In March 1852, the 8th U.S. Infantry established Fort McKavett to protect West Texas settlers and serve as a rest stop for California-bound immigrants. In 1859, Fort McKavett was abandoned due to a decline in warfare with Native Americans as a result of the establishment of reservations in Texas and immigrants using a more southerly route to California. The post was occupied briefly during the Civil War and served as a temporary prisoner-of-war camp until being abandoned by the Texans in April 1862. 

In 1868, the Army reopened Fort McKavett as a military post when hostilities between local Comanche Indians and the settlers increased after the Civil War. From 1868 to 1883, Fort McKavett served as a major supply depot providing food and provisions for most of the military campaigns, scientific and mapping explorations and other forts in West Texas.  

By 1875, hostilities in the area had been resolved, resulting in the mandatory relocation of Native Americans to reservations in Oklahoma, and Fort McKavett was finally abandoned by Company D of the 16th Infantry Regiment in 1883. Soon after the Army left, settlers began to move into the vacant buildings and the town of Fort McKavett was born, with the last residents moving out of the original buildings in 1973. 

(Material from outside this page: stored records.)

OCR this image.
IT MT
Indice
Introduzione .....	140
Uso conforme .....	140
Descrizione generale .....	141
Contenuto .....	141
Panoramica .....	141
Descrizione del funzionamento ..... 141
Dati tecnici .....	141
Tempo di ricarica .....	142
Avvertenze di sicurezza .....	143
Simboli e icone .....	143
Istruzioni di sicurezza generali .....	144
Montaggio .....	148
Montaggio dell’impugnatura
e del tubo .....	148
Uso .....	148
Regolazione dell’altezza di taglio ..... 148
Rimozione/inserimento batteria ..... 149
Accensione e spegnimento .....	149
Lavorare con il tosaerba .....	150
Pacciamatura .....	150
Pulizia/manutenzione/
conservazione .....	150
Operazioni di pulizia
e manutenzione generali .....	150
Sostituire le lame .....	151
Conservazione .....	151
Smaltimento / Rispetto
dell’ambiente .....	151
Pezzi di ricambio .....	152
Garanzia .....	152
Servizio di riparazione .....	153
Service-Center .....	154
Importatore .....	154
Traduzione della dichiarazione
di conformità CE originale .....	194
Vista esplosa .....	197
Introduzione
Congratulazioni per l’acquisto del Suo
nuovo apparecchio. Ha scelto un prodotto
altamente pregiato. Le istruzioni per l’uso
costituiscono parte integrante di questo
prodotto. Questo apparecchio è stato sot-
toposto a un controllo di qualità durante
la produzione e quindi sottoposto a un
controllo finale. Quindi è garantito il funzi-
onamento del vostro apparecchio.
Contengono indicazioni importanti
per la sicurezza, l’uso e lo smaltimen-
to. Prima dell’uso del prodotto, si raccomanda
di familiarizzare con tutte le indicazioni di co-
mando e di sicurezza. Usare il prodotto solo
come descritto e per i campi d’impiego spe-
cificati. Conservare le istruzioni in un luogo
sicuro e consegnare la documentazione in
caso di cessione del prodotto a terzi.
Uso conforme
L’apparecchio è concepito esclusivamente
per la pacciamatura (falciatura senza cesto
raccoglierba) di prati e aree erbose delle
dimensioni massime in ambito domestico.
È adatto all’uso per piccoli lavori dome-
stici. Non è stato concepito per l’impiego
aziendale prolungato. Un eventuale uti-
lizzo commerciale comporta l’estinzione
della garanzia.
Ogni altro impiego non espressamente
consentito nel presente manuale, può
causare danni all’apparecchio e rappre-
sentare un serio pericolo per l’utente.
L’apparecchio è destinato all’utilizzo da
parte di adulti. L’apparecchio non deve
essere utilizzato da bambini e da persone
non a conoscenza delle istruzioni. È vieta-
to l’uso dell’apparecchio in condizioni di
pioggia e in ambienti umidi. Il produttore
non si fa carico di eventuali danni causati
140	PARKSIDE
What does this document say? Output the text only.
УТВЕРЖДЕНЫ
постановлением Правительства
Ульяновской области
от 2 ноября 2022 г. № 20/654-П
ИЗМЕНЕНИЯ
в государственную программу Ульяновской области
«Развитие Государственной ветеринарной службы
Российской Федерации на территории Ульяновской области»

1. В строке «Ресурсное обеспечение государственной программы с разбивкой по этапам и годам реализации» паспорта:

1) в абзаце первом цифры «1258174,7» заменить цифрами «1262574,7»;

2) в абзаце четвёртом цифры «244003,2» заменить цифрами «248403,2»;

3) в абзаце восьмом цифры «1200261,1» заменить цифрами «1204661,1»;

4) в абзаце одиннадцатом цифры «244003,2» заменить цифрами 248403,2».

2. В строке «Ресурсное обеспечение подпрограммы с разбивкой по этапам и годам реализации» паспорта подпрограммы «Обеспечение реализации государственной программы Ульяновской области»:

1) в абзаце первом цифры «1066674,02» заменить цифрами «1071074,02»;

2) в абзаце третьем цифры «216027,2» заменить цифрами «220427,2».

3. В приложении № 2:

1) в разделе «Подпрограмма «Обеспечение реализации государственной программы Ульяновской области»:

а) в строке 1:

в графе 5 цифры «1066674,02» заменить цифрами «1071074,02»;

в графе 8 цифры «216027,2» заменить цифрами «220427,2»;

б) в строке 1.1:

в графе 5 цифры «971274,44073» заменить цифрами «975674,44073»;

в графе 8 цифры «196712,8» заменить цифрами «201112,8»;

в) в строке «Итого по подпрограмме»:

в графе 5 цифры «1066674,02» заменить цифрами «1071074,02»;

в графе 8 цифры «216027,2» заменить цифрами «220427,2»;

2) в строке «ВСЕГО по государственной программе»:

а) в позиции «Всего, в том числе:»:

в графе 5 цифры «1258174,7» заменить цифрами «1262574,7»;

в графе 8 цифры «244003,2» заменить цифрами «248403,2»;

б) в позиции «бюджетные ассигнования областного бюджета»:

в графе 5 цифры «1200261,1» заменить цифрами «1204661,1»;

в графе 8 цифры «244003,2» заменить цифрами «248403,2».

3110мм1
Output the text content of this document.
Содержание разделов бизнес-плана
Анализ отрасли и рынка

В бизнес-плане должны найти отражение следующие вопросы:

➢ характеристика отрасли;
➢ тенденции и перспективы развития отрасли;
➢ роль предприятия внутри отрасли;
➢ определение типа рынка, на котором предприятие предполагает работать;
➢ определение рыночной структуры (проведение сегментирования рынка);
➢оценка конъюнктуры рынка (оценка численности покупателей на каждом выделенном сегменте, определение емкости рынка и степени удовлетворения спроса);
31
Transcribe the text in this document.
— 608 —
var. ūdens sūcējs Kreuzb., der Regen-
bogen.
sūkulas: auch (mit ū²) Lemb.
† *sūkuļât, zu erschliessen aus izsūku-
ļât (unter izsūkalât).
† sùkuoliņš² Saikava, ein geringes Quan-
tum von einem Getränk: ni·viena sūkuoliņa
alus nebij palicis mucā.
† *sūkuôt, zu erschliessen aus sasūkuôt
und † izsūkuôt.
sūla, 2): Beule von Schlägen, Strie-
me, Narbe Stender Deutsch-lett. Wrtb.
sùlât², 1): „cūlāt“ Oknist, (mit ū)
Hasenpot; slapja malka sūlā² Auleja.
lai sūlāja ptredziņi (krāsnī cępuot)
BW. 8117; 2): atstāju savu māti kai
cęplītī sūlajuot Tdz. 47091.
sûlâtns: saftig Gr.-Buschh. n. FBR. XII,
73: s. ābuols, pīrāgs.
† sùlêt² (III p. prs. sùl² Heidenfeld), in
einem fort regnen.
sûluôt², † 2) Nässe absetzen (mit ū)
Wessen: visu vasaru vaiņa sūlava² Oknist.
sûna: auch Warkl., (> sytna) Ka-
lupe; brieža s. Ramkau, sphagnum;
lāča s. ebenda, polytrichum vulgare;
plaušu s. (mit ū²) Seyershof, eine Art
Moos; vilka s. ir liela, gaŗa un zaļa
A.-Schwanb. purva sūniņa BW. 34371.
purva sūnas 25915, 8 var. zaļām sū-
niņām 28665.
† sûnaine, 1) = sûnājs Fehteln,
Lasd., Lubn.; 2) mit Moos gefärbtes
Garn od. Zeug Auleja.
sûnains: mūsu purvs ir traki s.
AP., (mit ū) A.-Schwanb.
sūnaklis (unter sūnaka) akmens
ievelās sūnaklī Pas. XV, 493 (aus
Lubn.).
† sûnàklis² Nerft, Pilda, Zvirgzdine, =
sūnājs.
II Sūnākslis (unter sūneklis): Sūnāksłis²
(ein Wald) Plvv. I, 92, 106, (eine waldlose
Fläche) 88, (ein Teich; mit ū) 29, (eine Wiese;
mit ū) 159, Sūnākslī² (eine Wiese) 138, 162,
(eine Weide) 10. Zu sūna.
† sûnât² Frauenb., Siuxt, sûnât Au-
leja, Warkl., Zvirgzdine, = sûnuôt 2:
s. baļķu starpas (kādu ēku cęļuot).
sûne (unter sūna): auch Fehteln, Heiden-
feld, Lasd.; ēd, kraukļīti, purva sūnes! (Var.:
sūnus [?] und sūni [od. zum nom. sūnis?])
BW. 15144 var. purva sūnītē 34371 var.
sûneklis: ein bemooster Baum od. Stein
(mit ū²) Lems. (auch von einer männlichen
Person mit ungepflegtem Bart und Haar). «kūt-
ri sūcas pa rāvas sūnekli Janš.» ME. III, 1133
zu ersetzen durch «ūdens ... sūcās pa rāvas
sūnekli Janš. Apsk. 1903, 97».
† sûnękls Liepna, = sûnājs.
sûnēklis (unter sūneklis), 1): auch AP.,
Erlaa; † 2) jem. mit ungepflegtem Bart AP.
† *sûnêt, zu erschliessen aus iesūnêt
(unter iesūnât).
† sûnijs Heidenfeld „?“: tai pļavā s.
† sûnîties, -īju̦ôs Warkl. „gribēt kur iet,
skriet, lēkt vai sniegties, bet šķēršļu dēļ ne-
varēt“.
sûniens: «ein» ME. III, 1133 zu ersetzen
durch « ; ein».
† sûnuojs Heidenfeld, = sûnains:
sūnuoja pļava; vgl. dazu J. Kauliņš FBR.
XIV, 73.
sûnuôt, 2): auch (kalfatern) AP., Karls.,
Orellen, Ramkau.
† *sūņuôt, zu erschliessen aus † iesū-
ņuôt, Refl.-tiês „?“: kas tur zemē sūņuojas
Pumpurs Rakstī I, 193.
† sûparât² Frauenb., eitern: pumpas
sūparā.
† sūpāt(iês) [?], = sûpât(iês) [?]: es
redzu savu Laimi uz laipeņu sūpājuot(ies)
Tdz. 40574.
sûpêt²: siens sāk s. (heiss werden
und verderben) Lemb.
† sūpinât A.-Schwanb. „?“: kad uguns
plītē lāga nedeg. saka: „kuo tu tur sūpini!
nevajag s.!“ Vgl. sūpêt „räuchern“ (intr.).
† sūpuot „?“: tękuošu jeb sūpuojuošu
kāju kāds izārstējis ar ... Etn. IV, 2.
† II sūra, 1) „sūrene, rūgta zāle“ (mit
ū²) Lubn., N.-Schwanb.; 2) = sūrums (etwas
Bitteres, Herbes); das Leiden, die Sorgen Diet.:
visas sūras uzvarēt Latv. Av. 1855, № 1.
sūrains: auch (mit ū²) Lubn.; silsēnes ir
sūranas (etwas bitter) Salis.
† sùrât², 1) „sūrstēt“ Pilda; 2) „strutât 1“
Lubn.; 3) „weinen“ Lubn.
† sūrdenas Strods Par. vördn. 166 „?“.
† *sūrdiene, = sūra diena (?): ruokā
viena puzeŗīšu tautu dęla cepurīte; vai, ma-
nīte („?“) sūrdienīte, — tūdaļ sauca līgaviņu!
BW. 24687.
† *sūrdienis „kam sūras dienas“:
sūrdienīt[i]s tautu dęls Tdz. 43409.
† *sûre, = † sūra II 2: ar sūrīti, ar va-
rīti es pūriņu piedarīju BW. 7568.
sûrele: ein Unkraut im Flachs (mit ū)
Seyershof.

Fort McKavett was designated a state historic site on May 17, 1968 to help preserve its important role in history for the enjoyment of present and future generations. 

Did You Know? 

  • Fort McKavett was home to soldiers from all four of the famous Buffalo Soldier regiments. Many of these African American soldiers used the educational and financial opportunities given to them by the Army to become successful businessmen after their service. 
  • Sgt. Emanuel Stance of the 9th Cavalry received the first Medal of Honor awarded to an African American soldier after the Civil War for his service at Fort McKavett. 
  • Women were employed by the Army at Fort McKavett as laundresses. It was common for a woman to do the laundry of 19 men for $1 per soldier a month, including housing and food. Although it was difficult work, these women made $19 or more a month while an Army private made $13. 
  • Under direction of the Fort McKavett surgeon, Army personnel at the fort became the first weathermen in the area by keeping records of temperatures and rainfall at the post. 
  • Fort McKavett’s structures are considered among the most well-preserved of the Texas frontier forts.